As the Prisoner is pursed through the Town Hall by the frenzied citizens screaming for blood, he becomes like that of a fox, being chased by a pack of baying hounds!
However the sentence is not carried out, by the court or the people.
With Number 6 there is a point beyond which the village authorities cannot go. After all “he” has a future with them.

Supervisor – Number 48
Height….5 feet 8 inches {approx}
Weight….160 lbs {approx]
Hair……..balding, light brown moustache
Age……..early forties {approx}
Nationality… English speaking
Village attire, black double breasted blazer, olive green polo neck jersey, grey trousers and deck shoes, this particular supervisor is not seen for long, he being the “night time” supervisor.
The familiar supervisor in leave perhaps, and this man is filing in for his, as the duty roster requires.
    In his domain of the control room, he watches as the doctor carries out one of his experiments upon the drugged, slumbering number 6.
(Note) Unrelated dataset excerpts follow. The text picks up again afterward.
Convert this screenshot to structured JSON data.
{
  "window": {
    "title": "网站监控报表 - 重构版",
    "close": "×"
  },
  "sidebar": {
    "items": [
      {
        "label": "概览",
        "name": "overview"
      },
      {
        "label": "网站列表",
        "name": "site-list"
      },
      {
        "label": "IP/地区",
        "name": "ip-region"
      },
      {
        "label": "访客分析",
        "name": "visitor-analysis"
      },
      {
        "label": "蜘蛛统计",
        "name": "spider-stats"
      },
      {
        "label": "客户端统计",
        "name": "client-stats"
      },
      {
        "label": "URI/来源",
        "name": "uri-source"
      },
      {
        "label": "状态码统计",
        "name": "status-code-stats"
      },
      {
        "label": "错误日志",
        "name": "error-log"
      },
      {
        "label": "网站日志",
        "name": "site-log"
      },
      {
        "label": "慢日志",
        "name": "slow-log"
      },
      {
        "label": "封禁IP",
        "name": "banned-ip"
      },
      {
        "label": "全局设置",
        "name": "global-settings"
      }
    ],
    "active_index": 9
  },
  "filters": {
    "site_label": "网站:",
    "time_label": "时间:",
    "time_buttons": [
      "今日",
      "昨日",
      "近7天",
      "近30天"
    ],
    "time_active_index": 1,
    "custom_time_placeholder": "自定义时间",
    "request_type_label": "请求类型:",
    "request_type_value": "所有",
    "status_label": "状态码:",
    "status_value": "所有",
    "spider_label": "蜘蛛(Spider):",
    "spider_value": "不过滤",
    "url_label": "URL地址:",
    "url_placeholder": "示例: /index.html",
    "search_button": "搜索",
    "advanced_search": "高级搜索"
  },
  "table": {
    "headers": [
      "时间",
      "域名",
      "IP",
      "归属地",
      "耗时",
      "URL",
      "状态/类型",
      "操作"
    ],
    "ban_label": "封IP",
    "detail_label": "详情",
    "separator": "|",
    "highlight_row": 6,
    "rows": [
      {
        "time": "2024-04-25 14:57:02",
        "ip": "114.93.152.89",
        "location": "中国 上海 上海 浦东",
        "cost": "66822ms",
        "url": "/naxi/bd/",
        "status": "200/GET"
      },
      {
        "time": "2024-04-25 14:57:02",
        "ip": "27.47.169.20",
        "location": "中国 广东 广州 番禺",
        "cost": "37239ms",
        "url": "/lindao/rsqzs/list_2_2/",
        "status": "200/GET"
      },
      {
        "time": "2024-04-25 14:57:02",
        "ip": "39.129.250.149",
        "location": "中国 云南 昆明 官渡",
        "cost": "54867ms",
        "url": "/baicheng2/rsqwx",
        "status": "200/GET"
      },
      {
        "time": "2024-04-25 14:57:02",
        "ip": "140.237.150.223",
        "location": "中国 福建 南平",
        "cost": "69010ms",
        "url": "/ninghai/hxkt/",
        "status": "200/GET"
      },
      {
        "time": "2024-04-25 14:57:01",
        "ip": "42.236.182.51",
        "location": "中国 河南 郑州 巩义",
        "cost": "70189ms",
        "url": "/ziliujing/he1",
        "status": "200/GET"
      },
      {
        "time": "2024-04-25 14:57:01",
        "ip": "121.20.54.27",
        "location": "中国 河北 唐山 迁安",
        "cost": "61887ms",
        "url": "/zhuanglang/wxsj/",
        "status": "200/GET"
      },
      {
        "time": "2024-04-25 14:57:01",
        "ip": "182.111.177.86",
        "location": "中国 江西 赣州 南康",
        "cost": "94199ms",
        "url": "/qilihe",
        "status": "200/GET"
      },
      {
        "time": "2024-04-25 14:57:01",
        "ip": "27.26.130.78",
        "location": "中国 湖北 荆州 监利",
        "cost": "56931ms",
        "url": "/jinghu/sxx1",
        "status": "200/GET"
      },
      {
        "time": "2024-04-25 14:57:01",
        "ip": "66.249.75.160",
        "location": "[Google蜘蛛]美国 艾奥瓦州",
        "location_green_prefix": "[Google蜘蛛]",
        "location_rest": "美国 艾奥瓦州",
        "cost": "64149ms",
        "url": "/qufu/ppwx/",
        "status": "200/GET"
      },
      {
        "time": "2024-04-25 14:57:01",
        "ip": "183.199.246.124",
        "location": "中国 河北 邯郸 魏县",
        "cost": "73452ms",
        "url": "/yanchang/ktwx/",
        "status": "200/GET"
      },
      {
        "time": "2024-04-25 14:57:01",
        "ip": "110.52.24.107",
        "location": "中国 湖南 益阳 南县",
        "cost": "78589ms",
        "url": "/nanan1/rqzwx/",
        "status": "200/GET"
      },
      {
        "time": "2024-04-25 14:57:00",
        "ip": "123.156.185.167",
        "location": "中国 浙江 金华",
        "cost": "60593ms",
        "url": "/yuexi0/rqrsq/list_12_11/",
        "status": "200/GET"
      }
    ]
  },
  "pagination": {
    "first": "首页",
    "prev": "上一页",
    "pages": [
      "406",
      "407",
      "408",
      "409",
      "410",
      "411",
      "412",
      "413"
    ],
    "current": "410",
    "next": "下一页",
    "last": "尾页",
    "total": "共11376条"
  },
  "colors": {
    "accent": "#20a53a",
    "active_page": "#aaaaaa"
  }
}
The supervisor first shows concern that the doctor is using his control room for unauthorized purposes, “Shouldn’t you be doing this in the hospital?” “What about Number 2, has it been agreed?”
    Then as the experiment continues, he expresses his concern for the prisoner, warning “that if any damage comes to Number 6………”
   And then as Number 6, seen on the wall screen, fights with great will power against not to talking, the supervisor shouts out ‘stop, stop, you’ll damage the brain!’
A man with perhaps not the strongest of stomachs, but who is not looking for trouble from Number 2.